Eine weitere Polizeibeamtin sollte im Anschluss von einem Fund im Rahmen einer Hausdurchsuchung bei Wohlleben berichten, der erneut dessen Selbstdarstellung als gemäßigter „Nationalpazifist“ erschüttert und ihn als überzeugten Nationalsozialisten entlarvt: Bei der Durchsuchung wurde ein T-Shirt mit dem Aufdruck „Eisenbahnromantik“ gefunden, darunter ein Bild eines Bahngleises, das in das Konzentrationslager Auschwitz führt. Die Beamten hatten das Shirt damals nicht sichergestellt aber ein Foto davon gemacht.

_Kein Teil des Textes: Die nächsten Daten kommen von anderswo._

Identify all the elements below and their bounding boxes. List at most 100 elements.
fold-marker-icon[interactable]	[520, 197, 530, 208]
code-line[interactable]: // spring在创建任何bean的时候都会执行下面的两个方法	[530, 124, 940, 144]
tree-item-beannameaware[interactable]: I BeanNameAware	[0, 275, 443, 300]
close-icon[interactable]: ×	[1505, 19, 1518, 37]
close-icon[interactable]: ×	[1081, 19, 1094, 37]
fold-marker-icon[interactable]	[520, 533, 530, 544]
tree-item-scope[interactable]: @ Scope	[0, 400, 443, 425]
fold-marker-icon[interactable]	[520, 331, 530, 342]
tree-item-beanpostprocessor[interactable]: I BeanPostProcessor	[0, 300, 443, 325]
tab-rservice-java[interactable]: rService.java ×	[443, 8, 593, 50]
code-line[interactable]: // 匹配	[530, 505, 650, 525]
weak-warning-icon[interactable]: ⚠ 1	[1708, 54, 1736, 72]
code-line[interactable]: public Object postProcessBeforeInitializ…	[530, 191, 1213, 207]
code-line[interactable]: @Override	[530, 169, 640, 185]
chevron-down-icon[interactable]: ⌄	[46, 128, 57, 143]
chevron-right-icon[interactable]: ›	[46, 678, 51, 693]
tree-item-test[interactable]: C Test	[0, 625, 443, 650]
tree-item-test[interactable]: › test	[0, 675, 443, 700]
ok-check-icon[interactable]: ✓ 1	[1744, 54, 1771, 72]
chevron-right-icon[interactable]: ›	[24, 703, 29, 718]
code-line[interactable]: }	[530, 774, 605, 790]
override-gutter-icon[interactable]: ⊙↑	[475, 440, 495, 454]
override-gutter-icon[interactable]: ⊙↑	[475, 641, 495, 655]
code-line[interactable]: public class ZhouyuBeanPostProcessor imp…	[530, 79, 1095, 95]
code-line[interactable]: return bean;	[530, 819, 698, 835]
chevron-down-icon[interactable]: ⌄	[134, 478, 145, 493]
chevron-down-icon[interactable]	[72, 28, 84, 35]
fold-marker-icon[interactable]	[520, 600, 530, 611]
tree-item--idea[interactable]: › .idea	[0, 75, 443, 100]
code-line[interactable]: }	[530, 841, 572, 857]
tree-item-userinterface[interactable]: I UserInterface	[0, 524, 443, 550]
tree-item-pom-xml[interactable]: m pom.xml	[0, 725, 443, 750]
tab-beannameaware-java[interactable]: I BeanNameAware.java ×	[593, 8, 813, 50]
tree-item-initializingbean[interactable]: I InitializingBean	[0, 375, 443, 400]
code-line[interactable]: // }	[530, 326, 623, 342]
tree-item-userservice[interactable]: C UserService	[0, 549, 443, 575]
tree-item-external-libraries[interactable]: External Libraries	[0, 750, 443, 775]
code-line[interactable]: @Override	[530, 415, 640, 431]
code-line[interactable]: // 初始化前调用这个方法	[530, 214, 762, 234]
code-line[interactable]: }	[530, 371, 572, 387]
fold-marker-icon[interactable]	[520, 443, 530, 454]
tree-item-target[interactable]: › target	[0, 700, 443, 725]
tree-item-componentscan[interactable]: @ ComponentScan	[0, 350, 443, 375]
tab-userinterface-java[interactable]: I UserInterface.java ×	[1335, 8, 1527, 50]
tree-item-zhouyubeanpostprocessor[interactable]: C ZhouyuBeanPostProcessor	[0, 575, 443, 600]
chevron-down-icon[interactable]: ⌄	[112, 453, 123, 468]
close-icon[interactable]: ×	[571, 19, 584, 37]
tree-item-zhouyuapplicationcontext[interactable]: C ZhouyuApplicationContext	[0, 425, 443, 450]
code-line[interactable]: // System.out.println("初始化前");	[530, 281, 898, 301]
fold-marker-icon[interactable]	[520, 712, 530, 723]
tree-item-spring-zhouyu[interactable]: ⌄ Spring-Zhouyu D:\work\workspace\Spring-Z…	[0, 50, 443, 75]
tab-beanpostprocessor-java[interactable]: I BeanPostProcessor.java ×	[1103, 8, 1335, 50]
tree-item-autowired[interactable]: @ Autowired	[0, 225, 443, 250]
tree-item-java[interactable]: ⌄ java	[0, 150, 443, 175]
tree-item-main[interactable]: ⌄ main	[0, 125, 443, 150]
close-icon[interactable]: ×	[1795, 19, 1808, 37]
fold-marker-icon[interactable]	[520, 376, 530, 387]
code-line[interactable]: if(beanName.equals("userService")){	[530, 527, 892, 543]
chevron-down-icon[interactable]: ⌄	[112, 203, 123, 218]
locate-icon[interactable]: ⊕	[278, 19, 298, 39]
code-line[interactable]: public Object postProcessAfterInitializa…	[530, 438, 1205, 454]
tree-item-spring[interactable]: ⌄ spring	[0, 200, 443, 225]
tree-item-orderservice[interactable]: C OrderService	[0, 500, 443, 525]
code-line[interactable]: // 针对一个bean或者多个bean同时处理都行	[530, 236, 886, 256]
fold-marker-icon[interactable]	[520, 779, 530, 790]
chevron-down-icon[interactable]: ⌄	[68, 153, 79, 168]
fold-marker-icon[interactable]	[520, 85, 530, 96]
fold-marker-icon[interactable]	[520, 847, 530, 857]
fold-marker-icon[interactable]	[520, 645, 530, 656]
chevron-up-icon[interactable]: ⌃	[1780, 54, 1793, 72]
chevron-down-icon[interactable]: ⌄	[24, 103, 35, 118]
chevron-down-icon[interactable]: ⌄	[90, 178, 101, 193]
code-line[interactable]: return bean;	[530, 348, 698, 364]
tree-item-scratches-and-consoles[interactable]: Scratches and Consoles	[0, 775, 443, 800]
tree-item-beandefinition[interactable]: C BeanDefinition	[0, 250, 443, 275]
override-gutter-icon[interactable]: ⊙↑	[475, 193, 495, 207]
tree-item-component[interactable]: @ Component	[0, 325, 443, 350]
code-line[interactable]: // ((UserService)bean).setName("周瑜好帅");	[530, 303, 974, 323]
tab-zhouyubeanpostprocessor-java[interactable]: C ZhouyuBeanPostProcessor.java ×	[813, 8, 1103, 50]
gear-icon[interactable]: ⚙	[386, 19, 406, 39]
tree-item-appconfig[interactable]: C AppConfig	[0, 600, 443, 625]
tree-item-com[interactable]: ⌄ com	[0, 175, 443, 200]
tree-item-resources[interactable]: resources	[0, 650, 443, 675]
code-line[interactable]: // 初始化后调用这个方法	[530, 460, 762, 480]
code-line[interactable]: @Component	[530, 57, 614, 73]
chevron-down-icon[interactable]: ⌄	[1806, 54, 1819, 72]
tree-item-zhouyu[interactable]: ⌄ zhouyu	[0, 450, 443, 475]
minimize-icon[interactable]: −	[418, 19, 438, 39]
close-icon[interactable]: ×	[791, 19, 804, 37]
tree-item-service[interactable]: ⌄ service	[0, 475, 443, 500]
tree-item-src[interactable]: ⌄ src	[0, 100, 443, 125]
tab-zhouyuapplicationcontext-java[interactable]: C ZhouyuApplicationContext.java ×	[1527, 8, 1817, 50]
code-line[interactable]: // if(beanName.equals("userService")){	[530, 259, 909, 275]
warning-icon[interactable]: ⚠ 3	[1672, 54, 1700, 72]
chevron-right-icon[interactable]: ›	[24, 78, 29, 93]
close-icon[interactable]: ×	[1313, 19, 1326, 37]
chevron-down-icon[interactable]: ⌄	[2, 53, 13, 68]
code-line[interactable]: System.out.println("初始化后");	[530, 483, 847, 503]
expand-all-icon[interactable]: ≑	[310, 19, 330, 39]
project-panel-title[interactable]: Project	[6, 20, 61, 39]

Bevor die Zeugin befragt werden konnte, widersprach die Verteidigung Wohlleben und beantragte, das Verfahren gegen ihren Mandanten abzutrennen und auszusetzen, weil das Foto bisher nicht in der Gerichtsakte war. Tatsächlich hat auch die Nebenklage in der Vergangenheit mehrfach kritisiert, dass die Bundesanwaltschaft nach eigenem Gutdünken Ermittlungsbestandteile zurückhält und/oder in anderen Verfahrensakten „parkt“. Es ist allerdings nicht zu erwarten, dass der Antrag der Verteidigung erfolgreich sein wird – letztlich geht es hier nur um ein Foto, auch fand sich in der Akte schon vorher ein Hinweis, dass dieses existierte. Die Generalbundesanwaltschaft gab an, sie habe dieses Foto vor allem in Antwort auf Wohllebens Selbstdarstellung „aktiviert.“ Das Gericht hatte allerdings heute keine Ambitionen, aufwendige Beschlüsse zu schreiben, und verabschiedete sich umgehend in die Osterferien.

Damit blieb das Gericht auch in den letzten Wochen vor den Osterferien seiner Tendenz treu, im Schnitt nur halbtags zu verhandeln – kein Wunder also, dass es letzte Woche offiziell weitere Verhandlungstermine bis Januar 2017 festsetzte.